Verify that tasks use the Trigger.dev logger and do not log sensitive data.

```bash
TASKS_DIR=$(find . -path "*/trigger/tasks" -type d 2>/dev/null | grep -v node_modules | head -1)
TASKS_DIR=${TASKS_DIR:-"trigger/tasks"}

# console.log statt logger?
echo "=== console.log in Tasks ==="
grep -rn "console\.log\|console\.error\|console\.warn" \
  ${TASKS_DIR}/ --include="*.ts" 2>/dev/null || echo "Keine console.log gefunden (gut)"

# Trigger.dev logger importiert?
echo "=== logger Import ==="
grep -rn "from.*@trigger.dev.*logger\|import.*logger" \
  trigger/ --include="*.ts" 2>/dev/null | grep -v node_modules | head -5

# Sensible Daten in Logs?
echo "=== Sensible Daten in logger Calls ==="
grep -rn "logger\.\(info\|error\|warn\)" trigger/ --include="*.ts" 2>/dev/null | \
  grep -iE "password|secret|key|token|email.*:" | grep -v node_modules | head -5
```

Expectation:
- No console.log in tasks (always use the Trigger.dev logger)
- No sensitive data (passwords, tokens, user emails) in log calls

Risk: Trigger.dev stores all logs in the dashboard.
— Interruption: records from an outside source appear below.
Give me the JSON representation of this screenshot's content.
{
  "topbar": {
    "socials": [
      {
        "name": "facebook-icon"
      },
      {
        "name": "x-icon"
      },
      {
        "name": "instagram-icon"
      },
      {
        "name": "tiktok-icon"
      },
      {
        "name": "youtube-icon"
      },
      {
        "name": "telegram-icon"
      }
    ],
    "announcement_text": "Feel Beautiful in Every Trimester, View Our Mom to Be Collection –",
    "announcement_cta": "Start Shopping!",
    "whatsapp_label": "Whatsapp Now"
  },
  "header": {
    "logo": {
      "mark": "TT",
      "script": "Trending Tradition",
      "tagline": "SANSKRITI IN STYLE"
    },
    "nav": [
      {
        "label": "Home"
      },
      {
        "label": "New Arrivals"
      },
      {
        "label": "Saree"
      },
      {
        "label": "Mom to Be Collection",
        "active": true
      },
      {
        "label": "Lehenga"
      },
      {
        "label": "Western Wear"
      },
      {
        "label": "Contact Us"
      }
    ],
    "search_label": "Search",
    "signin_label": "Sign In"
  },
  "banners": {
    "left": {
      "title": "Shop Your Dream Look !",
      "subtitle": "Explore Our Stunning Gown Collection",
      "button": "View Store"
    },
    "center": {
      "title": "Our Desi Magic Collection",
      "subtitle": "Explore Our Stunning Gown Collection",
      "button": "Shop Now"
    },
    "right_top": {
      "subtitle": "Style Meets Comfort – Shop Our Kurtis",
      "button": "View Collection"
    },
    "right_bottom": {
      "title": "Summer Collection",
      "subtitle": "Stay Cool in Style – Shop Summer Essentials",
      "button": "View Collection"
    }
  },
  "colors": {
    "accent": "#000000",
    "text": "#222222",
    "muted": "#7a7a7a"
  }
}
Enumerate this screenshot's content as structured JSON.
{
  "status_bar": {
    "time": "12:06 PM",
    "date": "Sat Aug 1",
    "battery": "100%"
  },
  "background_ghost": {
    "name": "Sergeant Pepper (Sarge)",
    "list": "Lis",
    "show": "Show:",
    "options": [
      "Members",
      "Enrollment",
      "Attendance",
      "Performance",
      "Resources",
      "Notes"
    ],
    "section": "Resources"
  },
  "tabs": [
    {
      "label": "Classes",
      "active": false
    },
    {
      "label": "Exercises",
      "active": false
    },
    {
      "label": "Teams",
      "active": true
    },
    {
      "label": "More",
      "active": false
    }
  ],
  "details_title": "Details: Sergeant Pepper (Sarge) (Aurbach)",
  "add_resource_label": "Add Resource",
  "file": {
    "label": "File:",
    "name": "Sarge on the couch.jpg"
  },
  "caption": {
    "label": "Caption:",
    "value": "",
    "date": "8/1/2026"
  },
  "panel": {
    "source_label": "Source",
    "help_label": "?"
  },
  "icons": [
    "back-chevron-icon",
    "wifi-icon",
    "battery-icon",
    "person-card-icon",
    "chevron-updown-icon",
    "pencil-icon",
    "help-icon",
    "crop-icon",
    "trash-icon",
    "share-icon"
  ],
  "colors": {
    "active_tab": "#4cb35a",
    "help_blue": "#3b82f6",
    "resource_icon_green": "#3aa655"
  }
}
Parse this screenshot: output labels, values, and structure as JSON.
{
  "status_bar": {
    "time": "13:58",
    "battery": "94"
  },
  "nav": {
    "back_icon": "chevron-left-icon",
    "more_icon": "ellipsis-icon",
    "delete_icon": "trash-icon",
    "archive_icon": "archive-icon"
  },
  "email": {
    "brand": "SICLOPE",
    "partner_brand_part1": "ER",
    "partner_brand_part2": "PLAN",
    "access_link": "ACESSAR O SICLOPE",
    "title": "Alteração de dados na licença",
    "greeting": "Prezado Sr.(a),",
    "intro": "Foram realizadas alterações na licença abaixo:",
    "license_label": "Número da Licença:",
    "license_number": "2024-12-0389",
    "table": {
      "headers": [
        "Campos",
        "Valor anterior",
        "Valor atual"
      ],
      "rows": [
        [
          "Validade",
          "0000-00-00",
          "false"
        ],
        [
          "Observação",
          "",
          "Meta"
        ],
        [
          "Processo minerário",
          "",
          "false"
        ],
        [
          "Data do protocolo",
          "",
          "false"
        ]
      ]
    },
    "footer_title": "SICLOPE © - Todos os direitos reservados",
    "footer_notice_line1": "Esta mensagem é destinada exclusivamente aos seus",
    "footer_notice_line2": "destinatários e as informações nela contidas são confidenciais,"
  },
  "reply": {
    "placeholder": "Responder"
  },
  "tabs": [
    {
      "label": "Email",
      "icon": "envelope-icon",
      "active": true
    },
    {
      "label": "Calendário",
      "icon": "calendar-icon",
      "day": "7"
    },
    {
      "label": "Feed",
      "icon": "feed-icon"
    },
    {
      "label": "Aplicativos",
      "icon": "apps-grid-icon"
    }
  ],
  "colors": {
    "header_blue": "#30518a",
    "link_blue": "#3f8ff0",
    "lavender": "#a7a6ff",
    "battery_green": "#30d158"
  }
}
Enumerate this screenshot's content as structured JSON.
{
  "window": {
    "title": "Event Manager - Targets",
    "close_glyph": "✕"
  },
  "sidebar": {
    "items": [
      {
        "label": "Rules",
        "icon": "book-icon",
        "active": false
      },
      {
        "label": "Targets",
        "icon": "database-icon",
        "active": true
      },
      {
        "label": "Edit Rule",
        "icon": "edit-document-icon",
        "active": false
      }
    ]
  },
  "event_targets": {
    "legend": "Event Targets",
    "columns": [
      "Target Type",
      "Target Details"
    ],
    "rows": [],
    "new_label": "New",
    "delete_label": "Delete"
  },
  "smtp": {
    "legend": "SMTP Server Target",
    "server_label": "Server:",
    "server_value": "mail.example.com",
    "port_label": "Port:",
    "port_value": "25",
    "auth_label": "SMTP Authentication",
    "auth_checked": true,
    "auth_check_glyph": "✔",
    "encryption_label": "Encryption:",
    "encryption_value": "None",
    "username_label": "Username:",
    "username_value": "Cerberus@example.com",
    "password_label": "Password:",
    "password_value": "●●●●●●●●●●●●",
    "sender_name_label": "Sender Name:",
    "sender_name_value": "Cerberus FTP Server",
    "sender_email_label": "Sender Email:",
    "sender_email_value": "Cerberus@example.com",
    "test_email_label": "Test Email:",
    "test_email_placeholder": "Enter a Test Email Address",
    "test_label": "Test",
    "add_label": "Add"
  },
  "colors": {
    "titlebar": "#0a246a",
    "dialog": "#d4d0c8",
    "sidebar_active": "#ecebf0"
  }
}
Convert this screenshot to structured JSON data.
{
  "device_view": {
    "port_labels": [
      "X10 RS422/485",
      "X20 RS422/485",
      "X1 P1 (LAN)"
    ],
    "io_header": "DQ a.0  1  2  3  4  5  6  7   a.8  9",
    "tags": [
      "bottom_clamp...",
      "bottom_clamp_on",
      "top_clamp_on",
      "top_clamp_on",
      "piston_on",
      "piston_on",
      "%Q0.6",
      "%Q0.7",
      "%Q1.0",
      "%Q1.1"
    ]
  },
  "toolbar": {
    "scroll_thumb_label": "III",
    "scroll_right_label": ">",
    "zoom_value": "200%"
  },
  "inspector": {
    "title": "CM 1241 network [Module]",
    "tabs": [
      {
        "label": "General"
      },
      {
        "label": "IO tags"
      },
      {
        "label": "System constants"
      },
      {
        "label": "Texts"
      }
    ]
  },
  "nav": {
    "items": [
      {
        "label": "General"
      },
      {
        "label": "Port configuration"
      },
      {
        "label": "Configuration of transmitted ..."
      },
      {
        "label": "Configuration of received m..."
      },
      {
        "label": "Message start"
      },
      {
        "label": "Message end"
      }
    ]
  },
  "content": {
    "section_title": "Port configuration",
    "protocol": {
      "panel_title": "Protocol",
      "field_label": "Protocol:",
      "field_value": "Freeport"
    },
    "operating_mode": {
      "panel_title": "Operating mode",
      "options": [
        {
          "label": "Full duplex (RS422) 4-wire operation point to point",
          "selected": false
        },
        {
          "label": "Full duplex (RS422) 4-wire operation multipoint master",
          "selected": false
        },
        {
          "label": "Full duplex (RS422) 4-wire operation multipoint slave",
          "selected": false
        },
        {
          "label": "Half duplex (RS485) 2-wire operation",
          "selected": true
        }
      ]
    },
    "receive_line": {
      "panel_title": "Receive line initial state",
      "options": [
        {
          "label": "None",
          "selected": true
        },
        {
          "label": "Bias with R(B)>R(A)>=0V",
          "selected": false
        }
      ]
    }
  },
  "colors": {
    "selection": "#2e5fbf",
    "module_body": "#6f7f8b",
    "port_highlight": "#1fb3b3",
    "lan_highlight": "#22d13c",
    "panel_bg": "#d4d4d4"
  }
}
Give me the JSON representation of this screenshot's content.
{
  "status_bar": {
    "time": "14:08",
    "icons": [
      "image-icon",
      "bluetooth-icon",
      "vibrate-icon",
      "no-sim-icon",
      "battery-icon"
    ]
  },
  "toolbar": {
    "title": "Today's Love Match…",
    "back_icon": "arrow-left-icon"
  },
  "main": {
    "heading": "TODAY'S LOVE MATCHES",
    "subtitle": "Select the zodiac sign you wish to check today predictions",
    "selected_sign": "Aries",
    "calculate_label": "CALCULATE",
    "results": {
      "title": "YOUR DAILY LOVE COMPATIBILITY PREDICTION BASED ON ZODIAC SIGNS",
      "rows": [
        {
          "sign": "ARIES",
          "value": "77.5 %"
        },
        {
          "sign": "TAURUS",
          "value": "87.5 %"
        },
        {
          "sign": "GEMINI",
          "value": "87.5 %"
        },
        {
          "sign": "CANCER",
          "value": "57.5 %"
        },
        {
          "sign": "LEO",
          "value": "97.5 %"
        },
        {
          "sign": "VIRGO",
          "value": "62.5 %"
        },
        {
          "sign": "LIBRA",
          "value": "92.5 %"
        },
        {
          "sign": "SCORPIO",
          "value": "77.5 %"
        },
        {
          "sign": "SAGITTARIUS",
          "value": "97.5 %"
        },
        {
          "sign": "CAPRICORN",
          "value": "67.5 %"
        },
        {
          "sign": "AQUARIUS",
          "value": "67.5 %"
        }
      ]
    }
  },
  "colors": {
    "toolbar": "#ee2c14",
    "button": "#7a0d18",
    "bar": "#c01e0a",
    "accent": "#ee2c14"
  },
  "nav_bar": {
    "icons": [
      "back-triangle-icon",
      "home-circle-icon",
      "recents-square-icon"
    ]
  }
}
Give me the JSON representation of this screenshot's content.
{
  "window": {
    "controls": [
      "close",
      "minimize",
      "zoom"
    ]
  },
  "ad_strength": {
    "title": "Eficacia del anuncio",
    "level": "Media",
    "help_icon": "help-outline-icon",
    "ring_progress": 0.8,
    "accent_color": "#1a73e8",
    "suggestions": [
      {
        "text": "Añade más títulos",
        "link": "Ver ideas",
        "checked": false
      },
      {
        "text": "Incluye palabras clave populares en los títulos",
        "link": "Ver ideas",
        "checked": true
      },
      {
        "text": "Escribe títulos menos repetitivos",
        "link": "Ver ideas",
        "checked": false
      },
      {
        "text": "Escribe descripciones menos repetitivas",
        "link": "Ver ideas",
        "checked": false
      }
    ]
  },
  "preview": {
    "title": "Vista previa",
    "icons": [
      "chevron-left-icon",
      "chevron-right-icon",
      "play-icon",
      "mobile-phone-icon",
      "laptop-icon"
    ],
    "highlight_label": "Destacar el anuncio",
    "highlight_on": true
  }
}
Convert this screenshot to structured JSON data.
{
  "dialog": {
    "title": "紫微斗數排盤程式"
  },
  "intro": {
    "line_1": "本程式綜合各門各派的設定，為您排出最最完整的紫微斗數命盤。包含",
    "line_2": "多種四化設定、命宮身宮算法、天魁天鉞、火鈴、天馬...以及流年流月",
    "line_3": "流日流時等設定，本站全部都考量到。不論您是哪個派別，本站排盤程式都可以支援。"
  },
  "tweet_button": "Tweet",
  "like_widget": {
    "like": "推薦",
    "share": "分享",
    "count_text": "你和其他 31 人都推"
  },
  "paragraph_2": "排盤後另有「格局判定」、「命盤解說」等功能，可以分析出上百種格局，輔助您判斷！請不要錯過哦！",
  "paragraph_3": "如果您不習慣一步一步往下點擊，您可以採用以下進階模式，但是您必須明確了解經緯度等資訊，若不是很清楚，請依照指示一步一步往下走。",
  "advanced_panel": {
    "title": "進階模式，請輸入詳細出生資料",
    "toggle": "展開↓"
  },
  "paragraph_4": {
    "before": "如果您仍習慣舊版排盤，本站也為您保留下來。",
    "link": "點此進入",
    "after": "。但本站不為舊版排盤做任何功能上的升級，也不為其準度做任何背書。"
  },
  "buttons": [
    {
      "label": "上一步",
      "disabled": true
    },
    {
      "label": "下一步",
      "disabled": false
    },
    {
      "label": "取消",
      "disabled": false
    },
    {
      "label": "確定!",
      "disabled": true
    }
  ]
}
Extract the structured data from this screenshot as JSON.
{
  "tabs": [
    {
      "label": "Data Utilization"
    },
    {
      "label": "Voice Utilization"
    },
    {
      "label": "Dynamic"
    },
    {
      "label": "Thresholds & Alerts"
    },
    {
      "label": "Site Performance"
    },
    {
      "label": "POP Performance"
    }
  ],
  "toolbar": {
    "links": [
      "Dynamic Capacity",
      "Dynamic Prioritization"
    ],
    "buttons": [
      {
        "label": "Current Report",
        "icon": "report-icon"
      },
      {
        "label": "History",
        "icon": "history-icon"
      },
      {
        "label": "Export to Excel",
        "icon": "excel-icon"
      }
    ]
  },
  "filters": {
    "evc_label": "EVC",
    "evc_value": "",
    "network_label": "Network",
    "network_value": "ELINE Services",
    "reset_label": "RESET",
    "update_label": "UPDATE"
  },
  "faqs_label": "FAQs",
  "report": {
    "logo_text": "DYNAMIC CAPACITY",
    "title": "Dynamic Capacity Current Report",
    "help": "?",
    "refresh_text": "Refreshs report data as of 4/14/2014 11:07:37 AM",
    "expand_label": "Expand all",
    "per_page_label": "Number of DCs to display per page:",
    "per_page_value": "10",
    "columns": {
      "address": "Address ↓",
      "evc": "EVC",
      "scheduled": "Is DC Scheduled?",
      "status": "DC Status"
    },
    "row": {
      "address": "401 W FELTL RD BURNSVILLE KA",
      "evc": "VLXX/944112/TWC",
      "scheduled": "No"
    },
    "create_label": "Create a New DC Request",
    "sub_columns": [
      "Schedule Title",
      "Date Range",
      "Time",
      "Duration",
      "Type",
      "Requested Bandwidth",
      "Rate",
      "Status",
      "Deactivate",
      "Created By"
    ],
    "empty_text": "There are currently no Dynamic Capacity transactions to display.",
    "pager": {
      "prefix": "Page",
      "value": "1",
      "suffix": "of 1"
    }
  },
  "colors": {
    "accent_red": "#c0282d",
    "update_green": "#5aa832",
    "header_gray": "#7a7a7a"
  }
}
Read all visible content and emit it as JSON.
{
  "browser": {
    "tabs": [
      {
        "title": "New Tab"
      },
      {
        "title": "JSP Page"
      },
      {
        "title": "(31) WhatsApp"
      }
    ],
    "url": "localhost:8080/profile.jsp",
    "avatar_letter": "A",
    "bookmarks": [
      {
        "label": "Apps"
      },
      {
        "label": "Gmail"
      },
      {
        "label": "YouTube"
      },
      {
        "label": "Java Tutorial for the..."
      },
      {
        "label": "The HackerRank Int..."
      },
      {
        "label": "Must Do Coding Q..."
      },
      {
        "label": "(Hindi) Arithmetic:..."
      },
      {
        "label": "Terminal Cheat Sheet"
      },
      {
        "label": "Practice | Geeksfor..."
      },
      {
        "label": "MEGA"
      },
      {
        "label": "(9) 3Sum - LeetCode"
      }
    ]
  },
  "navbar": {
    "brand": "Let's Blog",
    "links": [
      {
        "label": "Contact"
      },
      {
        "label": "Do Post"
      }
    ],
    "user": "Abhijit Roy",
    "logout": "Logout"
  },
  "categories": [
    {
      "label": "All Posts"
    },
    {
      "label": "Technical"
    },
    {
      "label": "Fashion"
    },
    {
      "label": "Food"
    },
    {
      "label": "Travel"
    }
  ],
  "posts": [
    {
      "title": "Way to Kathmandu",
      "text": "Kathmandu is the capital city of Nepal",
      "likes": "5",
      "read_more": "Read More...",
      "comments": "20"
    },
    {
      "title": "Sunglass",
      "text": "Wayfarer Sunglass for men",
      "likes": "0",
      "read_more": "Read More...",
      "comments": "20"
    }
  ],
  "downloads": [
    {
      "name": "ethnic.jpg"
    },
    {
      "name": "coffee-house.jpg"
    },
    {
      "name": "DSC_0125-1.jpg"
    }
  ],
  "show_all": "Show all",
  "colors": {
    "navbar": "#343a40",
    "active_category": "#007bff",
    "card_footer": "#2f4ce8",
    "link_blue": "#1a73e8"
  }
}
Sensitive data is visible there to anyone with dashboard access, even months later.

---

## C1: Dead Letter Handling

Verify that failed tasks are properly caught.

```bash
# failed_jobs Tabelle vorhanden?
echo "=== failed_jobs Tabelle ==="
docker compose exec -T postgres psql -U postgres -c \
  "SELECT tablename FROM pg_tables WHERE tablename = 'failed_jobs';" 2>/dev/null || \
  echo "Konnte DB nicht prüfen"

# Unresolvierte Failed Jobs?
echo "=== Offene Failed Jobs ==="
docker compose exec -T postgres psql -U postgres -c \
  "SELECT count(*) as offen FROM failed_jobs WHERE resolved = false;" 2>/dev/null || \
  echo "Konnte nicht prüfen (Tabelle fehlt oder DB nicht erreichbar)"

# onFailure Hooks in kritischen Tasks?
TASKS_DIR=$(find . -path "*/trigger/tasks" -type d 2>/dev/null | grep -v node_modules | head -1)
TASKS_DIR=${TASKS_DIR:-"trigger/tasks"}

echo "=== Tasks OHNE onFailure ==="
for file in ${TASKS_DIR}/*.ts 2>/dev/null; do
  [ -f "$file" ] || continue
  name=$(basename "$file" .ts)
  if ! grep -q "onFailure" "$file"; then
    # Ist es ein kritischer Task?
    if grep -qE "payment\|invoice\|order\|billing\|charge\|subscription" "$file"; then
      echo "WARNUNG: Kritischer Task $name hat keinen onFailure Hook"
    else
      echo "INFO: $name hat keinen onFailure Hook"
    fi
  fi
done
```

Expectation:
- failed_jobs table exists (or equivalent system)
- No old unresolved failed jobs
- Critical tasks (payments, orders) have onFailure hooks

Risk: Failed tasks without alerting go undetected until a customer reports the issue.

---

## C2: Monitoring

Verify that Trigger.dev monitoring is configured.

```bash
# Dashboard erreichbar (intern)?
echo "=== Dashboard ==="
curl -s -o /dev/null -w "%{http_code}" http://localhost:3040 2>/dev/null || echo "Nicht erreichbar"

# Dashboard NICHT extern erreichbar?
echo "=== Dashboard extern ==="
EXTERNAL_HOST=$(hostname -I | awk '{print $1}')
curl -s -o /dev/null -w "%{http_code}" --connect-timeout 3 "http://${EXTERNAL_HOST}:3040" 2>/dev/null || echo "Nicht extern erreichbar (gut)"

# Health Check Script vorhanden?
echo "=== Health Check ==="
find /opt -name "*trigger*health*" -o -name "*check*trigger*" 2>/dev/null | head -5

# Cron Job für Monitoring?
echo "=== Cron ==="
crontab -l 2>/dev/null | grep -i "trigger"
```

Expectation:
- Dashboard reachable internally
- Dashboard NOT reachable externally
- Health check or monitoring configured

---

## Summary

Now produce a summary in the following format:

```
# Trigger.dev Security Audit - [DATE]

## Result

PASS:     X of Y checks
WARNING:  X checks
CRITICAL: X checks

## Critical Findings (act immediately)
- ...

## Warnings (resolve this week)
- ...

## Passed
- ...

## Recommended Next Steps
1. ...
2. ...
3. ...
```

Prioritize strictly: Critical findings first, then warnings.
For each finding: What is the problem, why is it a risk, what is the fix.